Hanigan also has something else in common with his new teammate: he's one of the best in the game at pitch framing. According to Baseball Prospectus, the elder Molina led the majors with 33 Framing Runs Above Average in 2013, and while BP doesn't publish full statistics for the category, they noted that Hanigan finished in the top 10. The StatCorner Catcher Report, which apparently uses a different methodology, showed Hanigan tied for 13th in the majors at 8.3 runs above average after ranking in the top six in each of the previous four years — all of that despite only once starting more than 72 games in a season.

Neither catcher framing methodology is factored into any of the current Wins Above Replacement models, but it's fair to say that Hanigan's work in that department is enough to justify his modest salary. Upon acquiring him, the Rays signed him to a three-year, $10.75 million extension covering his final year of arbitration eligibility and what would have been his first two years of free agency. Having just re-signed Molina to a two-year, $4.5 million deal, they're set at catcher for the next couple of seasons and will likely look to trade switch-hitter Jose Lobaton, who started 76 games and hit .249/.320/.394 with seven home runs in 311 plate appearances for the Rays, but whose defense isn't in the same class as the other two.

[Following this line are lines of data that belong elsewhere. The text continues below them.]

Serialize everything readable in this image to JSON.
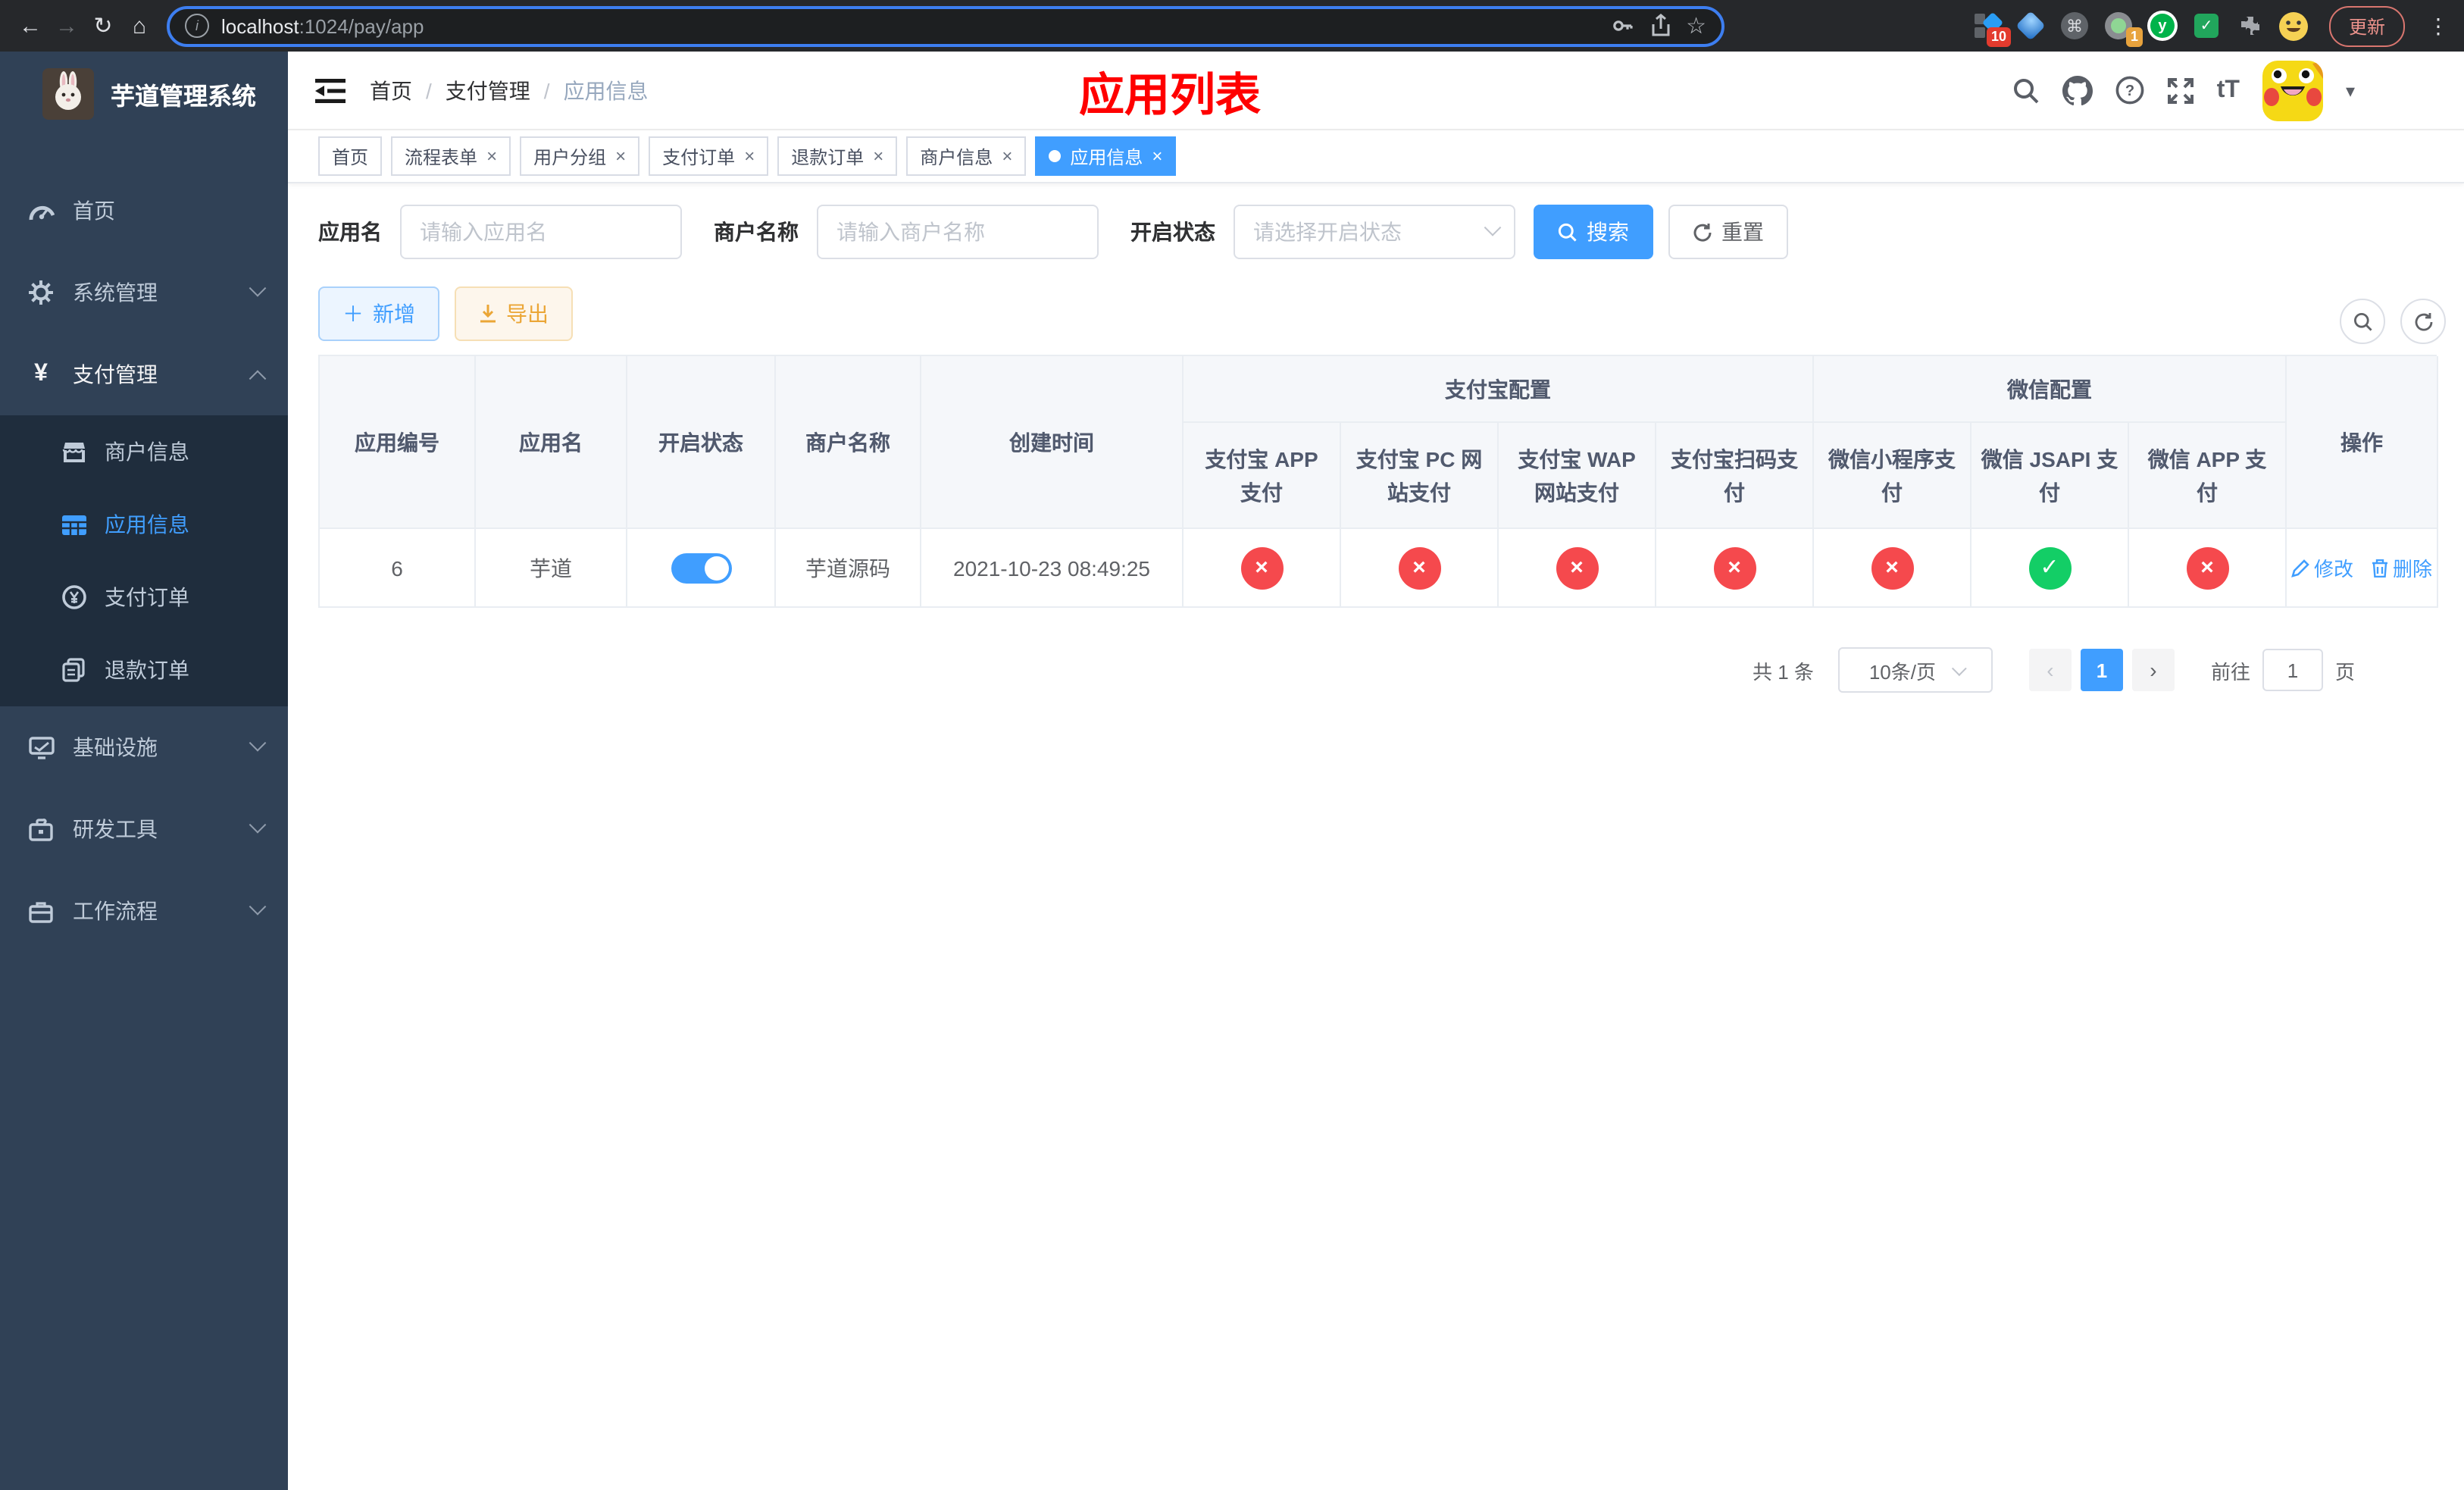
{
  "chrome": {
    "nav": {
      "back": "←",
      "forward": "→",
      "reload": "↻",
      "home": "⌂"
    },
    "url": {
      "host": "localhost",
      "rest": ":1024/pay/app"
    },
    "star": "☆",
    "command_glyph": "⌘",
    "ext_badge_1": "10",
    "ext_badge_2": "1",
    "ext_y_label": "y",
    "update_label": "更新",
    "menu_dots": "⋮"
  },
  "sidebar": {
    "title": "芋道管理系统",
    "items": [
      {
        "label": "首页"
      },
      {
        "label": "系统管理"
      },
      {
        "label": "支付管理"
      },
      {
        "label": "商户信息"
      },
      {
        "label": "应用信息"
      },
      {
        "label": "支付订单"
      },
      {
        "label": "退款订单"
      },
      {
        "label": "基础设施"
      },
      {
        "label": "研发工具"
      },
      {
        "label": "工作流程"
      }
    ],
    "yen_glyph": "¥"
  },
  "header": {
    "breadcrumb": {
      "0": "首页",
      "1": "支付管理",
      "2": "应用信息",
      "sep": "/"
    },
    "page_title": "应用列表",
    "caret": "▾",
    "font_icon": "tT"
  },
  "tabs": [
    {
      "label": "首页"
    },
    {
      "label": "流程表单",
      "close": "×"
    },
    {
      "label": "用户分组",
      "close": "×"
    },
    {
      "label": "支付订单",
      "close": "×"
    },
    {
      "label": "退款订单",
      "close": "×"
    },
    {
      "label": "商户信息",
      "close": "×"
    },
    {
      "label": "应用信息",
      "close": "×",
      "active": true
    }
  ],
  "filters": {
    "app_name": {
      "label": "应用名",
      "placeholder": "请输入应用名",
      "value": ""
    },
    "merchant": {
      "label": "商户名称",
      "placeholder": "请输入商户名称",
      "value": ""
    },
    "status": {
      "label": "开启状态",
      "placeholder": "请选择开启状态"
    },
    "search_label": "搜索",
    "reset_label": "重置"
  },
  "toolbar": {
    "add_label": "新增",
    "add_plus": "＋",
    "export_label": "导出"
  },
  "table": {
    "groups": {
      "alipay": "支付宝配置",
      "wechat": "微信配置"
    },
    "columns": {
      "id": "应用编号",
      "name": "应用名",
      "status": "开启状态",
      "merchant": "商户名称",
      "created": "创建时间",
      "alipay_app": "支付宝 APP 支付",
      "alipay_pc": "支付宝 PC 网站支付",
      "alipay_wap": "支付宝 WAP 网站支付",
      "alipay_qr": "支付宝扫码支付",
      "wx_lite": "微信小程序支付",
      "wx_jsapi": "微信 JSAPI 支付",
      "wx_app": "微信 APP 支付",
      "ops": "操作"
    },
    "row": {
      "id": "6",
      "name": "芋道",
      "enabled": true,
      "merchant": "芋道源码",
      "created": "2021-10-23 08:49:25",
      "alipay_app": "disabled",
      "alipay_pc": "disabled",
      "alipay_wap": "disabled",
      "alipay_qr": "disabled",
      "wx_lite": "disabled",
      "wx_jsapi": "enabled",
      "wx_app": "disabled",
      "edit_label": "修改",
      "delete_label": "删除"
    }
  },
  "pagination": {
    "total": "共 1 条",
    "page_size": "10条/页",
    "prev": "‹",
    "next": "›",
    "current": "1",
    "goto_label": "前往",
    "goto_value": "1",
    "page_suffix": "页"
  },
  "colors": {
    "accent": "#409eff",
    "sidebar_bg": "#304156",
    "submenu_bg": "#1f2d3d",
    "danger_circle": "#f5494d",
    "success_circle": "#13ce66",
    "title_red": "#ff0000"
  }
}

Elsewhere in the deal, the Reds get 22-year-old lefty David Holmberg from the Diamondbacks, Arizona gets 22-year-old righty Justin Choate from the Rays and the D-backs will receive cash or a player to be named later from Tampa Bay. Holmberg, a 2009 second-round pick by the White Sox, spent 2013 at Double A Mobile, where in 157 1/3 innings he delivered a 2.75 ERA while striking out 6.6 per nine; he also made one spot start for Arizona. Prior to the season, Baseball America ranked him No. 6 on the Diamondbacks'  Top 10 Prospects list. Choate, a nondrafted free agent who made his professional debut in 2013, pitched to a 2.88 ERA with 7.7 strikeouts per nine in 40 2/3 innings with Low A Hudson Valley, all of it out of the bullpen.